Extract from This Week’s Finds in Mathematical Physics (Week 257):
Though they probably don’t think of it this way, you can think of their work as making precise Bohr’s ideas on seeing the quantum world through classical eyes. Instead of talking about all observables at once, they consider collections of observables that you can measure simultaneously without the uncertainty principle kicking in. These collections are called “commutative subalgebras”.You can think of a commutative subalgebra as a classical snapshot of the full quantum reality. Each snapshot only shows part of the reality. One might show an electron’s position; another might show its momentum.
Some commutative subalgebras contain others, just like some open sets of a topological space contain others. The analogy is a good one, except there’s no one commutative subalgebra that contains all the others.
Topos theory is a kind of “local” version of logic, but where the concept of locality goes way beyond the ordinary notion from topology. In topology, we say a property makes sense “locally” if it makes sense for points in some particular open set. In the Doering-Isham setup, a property makes sense “locally” if it makes sense “within a particular classical snapshot of reality” - that is, relative to a particular commutative subalgebra.
[…]
Doering and Isham set up a whole program for doing physics “within a topos”, based on existing ideas on how to do math in a topos. You can do vast amounts of math inside any topos just as if you were in the ordinary world of set theory - but using intuitionistic logic instead of classical logic. Intuitionistic logic denies the principle of excluded middle, namely:
“For any statement P, either P is true or not(P) is true.”
In Doering and Isham’s setup, if you pick a commutative subalgebra that contains the position of an electron as one of its observables, it can’t contain the electron’s momentum. That’s because these observables don’t commute: you can’t measure them both simultaneously. So, working “locally” - that is, relative to this particular subalgebra - the statement
P = “the momentum of the electron is zero”
is neither true nor false! It’s just not defined. Their work has inspired this very nice paper:
15) Chris Heunen and Bas Spitters, A topos for algebraic quantum theory, available as arXiv:0709.4364.
so let me explain that too.
I said you can do a lot of math inside a topos. In particular, you can define an algebra of observables - or technically, a “C*-algebra”. By the Isham-Doering work I just sketched, any C*-algebra of observables gives a topos. Heunen and Spitters show that the original C*-algebra gives a C*-algebra in this topos, which is commutative even if the original one was noncommutative! That actually makes sense, since in this setup each “local view” of the full quantum reality is classical.
What’s really neat is that the Gelfand-Naimark theorem, saying commutative C*-algebras are always algebras of continuous functions on compact Hausdorff spaces, can be generalized to work within any topos. So, we get a space in our topos such that observables of the C*-algebra in the topos are just functions on this space.

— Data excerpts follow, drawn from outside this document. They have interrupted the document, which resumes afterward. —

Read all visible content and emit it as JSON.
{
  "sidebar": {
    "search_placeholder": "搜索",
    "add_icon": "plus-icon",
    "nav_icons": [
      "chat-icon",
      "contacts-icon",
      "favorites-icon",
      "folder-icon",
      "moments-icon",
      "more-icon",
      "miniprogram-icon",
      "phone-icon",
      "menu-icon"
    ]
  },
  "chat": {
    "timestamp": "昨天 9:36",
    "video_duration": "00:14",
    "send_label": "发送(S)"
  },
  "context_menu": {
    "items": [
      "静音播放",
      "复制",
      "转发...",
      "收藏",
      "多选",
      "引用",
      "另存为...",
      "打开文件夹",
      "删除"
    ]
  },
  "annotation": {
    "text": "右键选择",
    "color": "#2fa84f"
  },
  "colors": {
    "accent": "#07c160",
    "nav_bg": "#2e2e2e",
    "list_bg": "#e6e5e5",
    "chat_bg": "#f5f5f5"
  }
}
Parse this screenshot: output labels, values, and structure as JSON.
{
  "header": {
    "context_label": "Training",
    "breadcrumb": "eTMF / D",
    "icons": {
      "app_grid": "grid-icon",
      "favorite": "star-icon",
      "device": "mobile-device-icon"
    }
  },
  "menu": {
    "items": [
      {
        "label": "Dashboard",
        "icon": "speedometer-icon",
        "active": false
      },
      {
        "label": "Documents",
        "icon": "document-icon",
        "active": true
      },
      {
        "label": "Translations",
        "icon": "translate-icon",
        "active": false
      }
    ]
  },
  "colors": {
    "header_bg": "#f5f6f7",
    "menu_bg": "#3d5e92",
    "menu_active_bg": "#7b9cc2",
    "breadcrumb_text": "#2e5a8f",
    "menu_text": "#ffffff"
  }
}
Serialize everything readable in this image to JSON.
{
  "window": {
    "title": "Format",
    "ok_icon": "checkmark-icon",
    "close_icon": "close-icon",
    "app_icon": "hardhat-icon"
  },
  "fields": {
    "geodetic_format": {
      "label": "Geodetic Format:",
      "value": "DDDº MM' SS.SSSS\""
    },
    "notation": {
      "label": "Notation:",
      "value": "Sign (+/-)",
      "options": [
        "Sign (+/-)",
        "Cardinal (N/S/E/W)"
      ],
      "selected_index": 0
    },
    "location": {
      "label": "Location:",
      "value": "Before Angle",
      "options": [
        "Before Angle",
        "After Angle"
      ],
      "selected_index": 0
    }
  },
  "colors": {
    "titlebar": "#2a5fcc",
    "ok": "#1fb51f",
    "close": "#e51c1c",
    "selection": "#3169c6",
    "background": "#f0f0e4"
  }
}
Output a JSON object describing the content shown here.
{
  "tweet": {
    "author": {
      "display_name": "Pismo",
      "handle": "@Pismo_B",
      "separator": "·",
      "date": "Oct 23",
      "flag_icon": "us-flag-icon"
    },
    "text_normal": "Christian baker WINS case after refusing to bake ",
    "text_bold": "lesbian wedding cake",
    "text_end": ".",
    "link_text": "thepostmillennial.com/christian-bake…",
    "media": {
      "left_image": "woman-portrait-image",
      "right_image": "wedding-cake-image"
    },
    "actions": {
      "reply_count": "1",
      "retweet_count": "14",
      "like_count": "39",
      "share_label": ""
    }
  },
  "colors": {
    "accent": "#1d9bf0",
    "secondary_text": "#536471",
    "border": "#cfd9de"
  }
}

I know this sounds technical if you’re not into this stuff [you don’t say - DF]. But it’s really quite wonderful. It basically means this: using topos logic, we can talk about a classical space of states for a quantum system! However, this space typically has “no global points” - that’s called the “Kochen-Specker theorem”. In other words, there’s no overall classical reality that matches all the classical snapshots.
Oddly enough, last night as I was trying to get back to sleep after the earthquake (!!!) I suddenly had a very clear mental image of the pullback square which shows the correspondence between a subset and a characteristic function (it’s the one on the cover of Goldblatt’s book on topos theory, which I’m still plodding through). Turning it over in my mind, I was convinced that I knew what was in each corner of the square and what the arrows between them were, and that I now understood how, in a topos, the sub-object classifier could provide a value for the “degree of identity” between two objects. Looking it up in the morning, I was delighted to see that I had indeed pictured the diagram correctly; whether my impression of having understood its import was correct remains to be seen…